Cyber-risk is no longer just a technology issue, but also a boardroom issue, according to new research from Aon, the global professional services firm.

According to the company’s Cyber Risk Report for the year, cyber events that cause reputation risks can result in an average of 27 per cent drop in shareholder value.

It built on Aon’s 2023 research, which showed that major cyber incidents led to an average 9 per cent decline in shareholder value.

Aon global cyber leader Brent Rieth said: “Our latest research underscores the importance of proactive risk mitigation. Organisations that invest in preparedness and resilience are far better positioned to avoid the reputational and financial fallout that can follow a cyber event.”

Of the 1,414 cyber events analysed by Aon researchers, 56 developed into reputation risk events, defined as cyber incidents that attract significant media attention and lead to a measurable decline in share price.

Malware and ransomware attacks were the most likely to trigger reputational damage, accounting for 60 per cent of all reputation risk events, despite making up only 45 per cent of total cyber incidents.

Five drivers of value recovery — preparedness, leadership, swift action, communication and change — were identified as critical levers for mitigating reputational fallout.
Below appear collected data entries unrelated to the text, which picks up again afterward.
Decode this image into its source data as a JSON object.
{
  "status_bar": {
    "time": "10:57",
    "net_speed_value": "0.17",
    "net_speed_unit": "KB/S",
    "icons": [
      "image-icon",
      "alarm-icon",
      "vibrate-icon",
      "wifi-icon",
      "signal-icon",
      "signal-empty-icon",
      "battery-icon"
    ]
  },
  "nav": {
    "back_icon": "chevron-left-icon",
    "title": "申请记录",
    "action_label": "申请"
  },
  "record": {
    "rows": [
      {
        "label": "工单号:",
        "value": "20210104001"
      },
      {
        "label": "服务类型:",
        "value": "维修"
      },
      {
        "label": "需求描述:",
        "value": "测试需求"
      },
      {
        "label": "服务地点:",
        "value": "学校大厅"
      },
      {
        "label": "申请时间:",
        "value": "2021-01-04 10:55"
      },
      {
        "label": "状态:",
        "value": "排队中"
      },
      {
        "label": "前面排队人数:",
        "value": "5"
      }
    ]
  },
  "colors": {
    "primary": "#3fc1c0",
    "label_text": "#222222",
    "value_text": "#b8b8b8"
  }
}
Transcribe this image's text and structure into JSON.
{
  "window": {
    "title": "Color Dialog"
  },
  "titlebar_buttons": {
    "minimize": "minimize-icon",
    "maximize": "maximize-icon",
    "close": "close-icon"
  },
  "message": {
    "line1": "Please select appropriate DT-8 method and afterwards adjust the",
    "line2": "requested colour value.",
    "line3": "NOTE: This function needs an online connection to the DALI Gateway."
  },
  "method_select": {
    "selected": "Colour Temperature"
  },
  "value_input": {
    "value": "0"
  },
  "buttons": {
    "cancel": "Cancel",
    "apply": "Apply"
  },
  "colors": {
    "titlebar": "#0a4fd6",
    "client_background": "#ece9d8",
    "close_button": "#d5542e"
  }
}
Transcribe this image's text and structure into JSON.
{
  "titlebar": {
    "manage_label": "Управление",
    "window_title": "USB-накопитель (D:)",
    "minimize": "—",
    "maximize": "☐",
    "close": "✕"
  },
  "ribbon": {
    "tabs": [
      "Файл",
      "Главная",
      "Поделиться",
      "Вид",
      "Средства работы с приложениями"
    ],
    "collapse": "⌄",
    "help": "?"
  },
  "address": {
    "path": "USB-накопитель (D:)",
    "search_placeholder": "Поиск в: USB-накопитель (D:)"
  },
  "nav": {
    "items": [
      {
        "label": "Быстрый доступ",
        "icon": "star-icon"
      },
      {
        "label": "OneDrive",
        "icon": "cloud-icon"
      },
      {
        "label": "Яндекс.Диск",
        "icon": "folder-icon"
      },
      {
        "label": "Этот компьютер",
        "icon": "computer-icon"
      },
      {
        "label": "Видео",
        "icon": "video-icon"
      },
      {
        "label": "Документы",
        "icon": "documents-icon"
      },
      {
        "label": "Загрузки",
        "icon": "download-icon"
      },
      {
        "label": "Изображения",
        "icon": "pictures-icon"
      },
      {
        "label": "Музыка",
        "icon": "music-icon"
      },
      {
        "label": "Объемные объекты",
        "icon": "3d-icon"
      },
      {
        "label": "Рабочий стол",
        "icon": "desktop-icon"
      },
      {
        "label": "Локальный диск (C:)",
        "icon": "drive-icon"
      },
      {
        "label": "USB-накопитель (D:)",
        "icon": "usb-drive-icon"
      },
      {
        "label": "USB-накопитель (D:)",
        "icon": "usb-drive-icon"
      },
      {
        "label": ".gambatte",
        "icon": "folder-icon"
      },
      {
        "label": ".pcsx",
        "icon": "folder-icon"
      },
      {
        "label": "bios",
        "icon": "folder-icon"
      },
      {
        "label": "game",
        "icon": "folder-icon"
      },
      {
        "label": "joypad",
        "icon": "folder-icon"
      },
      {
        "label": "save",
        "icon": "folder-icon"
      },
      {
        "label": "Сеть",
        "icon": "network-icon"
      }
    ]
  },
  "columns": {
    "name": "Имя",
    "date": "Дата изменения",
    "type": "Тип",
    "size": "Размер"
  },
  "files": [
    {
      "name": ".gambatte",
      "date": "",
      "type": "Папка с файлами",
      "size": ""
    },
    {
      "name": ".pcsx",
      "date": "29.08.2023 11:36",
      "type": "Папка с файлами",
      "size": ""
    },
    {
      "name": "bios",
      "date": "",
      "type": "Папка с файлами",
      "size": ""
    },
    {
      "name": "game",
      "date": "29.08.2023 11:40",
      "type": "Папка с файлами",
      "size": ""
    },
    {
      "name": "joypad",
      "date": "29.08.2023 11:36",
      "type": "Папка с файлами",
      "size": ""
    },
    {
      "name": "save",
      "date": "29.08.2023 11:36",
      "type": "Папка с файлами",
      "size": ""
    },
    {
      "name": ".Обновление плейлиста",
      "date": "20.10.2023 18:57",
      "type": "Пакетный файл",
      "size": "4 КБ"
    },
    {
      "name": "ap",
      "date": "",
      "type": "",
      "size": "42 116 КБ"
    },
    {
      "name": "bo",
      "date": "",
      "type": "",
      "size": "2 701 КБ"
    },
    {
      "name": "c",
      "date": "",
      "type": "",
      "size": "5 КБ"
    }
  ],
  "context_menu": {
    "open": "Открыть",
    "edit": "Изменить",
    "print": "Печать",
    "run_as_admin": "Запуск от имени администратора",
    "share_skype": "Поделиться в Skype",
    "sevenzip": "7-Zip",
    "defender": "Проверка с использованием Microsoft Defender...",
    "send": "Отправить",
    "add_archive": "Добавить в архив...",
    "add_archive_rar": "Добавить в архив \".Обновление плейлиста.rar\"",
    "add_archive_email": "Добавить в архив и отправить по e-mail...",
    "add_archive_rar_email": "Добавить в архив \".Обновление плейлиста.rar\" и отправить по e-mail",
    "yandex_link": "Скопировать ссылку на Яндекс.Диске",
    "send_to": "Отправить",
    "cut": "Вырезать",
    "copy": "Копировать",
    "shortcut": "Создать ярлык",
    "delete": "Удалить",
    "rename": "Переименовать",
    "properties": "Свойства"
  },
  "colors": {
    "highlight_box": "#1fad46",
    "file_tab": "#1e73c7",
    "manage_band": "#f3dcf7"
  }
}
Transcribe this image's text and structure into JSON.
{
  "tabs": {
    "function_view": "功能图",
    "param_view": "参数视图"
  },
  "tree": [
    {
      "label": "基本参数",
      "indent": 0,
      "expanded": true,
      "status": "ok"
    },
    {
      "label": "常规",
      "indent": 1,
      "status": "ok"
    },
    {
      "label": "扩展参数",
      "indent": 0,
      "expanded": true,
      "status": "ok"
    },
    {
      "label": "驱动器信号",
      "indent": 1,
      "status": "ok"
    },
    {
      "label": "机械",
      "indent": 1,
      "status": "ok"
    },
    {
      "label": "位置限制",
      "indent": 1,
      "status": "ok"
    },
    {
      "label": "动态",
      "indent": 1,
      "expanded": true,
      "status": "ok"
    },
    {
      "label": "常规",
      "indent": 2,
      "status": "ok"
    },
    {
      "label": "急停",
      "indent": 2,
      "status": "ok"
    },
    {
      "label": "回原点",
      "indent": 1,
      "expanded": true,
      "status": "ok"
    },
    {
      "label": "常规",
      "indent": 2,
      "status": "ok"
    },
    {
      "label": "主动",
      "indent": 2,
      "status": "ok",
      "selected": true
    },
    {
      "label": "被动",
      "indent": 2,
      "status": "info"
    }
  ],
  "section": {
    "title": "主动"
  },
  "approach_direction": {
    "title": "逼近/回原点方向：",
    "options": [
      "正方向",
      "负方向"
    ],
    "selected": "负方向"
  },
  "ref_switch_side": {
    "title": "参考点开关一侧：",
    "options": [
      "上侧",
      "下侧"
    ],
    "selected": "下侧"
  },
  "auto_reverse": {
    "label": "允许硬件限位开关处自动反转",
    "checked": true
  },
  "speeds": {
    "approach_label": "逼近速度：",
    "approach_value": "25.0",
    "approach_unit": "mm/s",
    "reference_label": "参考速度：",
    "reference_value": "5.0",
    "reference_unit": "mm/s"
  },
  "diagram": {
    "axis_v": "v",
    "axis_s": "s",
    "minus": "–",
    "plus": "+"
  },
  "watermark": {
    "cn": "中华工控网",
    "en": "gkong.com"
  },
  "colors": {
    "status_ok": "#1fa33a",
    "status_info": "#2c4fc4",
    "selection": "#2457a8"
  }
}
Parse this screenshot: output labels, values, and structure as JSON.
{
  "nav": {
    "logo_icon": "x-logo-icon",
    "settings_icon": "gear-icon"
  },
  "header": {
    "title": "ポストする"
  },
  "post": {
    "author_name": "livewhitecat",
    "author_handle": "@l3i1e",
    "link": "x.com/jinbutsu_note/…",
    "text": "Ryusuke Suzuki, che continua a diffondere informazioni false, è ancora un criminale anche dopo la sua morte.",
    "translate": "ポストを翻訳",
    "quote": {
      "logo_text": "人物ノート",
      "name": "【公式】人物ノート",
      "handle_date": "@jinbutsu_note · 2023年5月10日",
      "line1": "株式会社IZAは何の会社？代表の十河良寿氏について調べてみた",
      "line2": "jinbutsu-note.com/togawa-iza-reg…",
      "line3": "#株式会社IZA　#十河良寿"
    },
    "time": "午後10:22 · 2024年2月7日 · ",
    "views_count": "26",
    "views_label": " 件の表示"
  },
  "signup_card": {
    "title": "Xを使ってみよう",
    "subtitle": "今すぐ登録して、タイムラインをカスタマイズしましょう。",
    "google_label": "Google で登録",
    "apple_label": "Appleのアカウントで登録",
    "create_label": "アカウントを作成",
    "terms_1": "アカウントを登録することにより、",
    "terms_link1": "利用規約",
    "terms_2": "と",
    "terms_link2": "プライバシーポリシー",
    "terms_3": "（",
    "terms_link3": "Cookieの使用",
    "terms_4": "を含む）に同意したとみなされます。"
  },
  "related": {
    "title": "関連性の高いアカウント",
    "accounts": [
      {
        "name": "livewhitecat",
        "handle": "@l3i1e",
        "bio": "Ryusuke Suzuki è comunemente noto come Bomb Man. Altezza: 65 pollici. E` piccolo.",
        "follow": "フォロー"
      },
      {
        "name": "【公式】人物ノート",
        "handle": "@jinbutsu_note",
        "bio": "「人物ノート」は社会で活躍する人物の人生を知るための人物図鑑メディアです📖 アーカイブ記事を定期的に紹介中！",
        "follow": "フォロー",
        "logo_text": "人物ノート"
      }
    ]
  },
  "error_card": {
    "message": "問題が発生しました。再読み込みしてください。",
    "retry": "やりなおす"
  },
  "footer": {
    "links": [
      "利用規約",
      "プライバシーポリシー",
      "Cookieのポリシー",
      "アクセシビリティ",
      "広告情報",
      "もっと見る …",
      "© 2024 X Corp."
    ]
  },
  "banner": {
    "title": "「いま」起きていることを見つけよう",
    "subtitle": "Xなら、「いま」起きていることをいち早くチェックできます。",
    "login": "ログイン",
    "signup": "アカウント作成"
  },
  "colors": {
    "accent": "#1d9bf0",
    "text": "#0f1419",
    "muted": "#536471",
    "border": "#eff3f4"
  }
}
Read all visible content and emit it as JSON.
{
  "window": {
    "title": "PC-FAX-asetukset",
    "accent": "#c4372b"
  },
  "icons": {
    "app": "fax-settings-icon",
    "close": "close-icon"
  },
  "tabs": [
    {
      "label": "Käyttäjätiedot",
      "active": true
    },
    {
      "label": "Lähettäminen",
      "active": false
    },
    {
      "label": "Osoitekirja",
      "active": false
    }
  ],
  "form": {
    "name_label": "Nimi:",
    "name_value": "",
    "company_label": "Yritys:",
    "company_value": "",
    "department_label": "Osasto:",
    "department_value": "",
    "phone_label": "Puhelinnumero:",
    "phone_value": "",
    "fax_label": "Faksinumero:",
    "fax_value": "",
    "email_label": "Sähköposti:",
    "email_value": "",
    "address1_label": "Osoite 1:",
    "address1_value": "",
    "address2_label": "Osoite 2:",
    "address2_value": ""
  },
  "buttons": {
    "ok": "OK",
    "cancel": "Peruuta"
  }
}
The report also highlights the growing challenge of managing uninsurable risks. While cyber insurance can help transfer some financial exposure, reputation risk remains largely non-transferable, making proactive risk management and crisis response essential.

“As cyberthreats grow more complex and interconnected, companies need a clearer view of their exposure, stronger alignment between cybersecurity and insurance strategies, and the tools to make better, data-driven decisions,” Mr Rieth said.

In the report’s executive welcome, Mr Rieth explained that competition had heightened globally across the cyber insurance marketplace and, after realising ten straight quarters of pricing decreases for United States-based risks, cyber insurance pricing continued its softening trend, ending with a 7 per cent decline in Q1 2025.

“The time is ideal for businesses of all sizes to enter the cyber insurance market, and this is of utmost importance for increasingly vulnerable middle market companies,” Mr Rieth said.

These organisations filed more cyber claims than any other group last year and, from a preparedness standpoint, 55 per cent have not carried out a cybersecurity tabletop exercise.

Meanwhile, 45 per cent have vulnerability scans that cover less than 100 per cent of the enterprise, significantly increasing the potential risk for business interruption loss owing to a cyber event.

Mr Rieth said better education and awareness around cyber-risk is needed.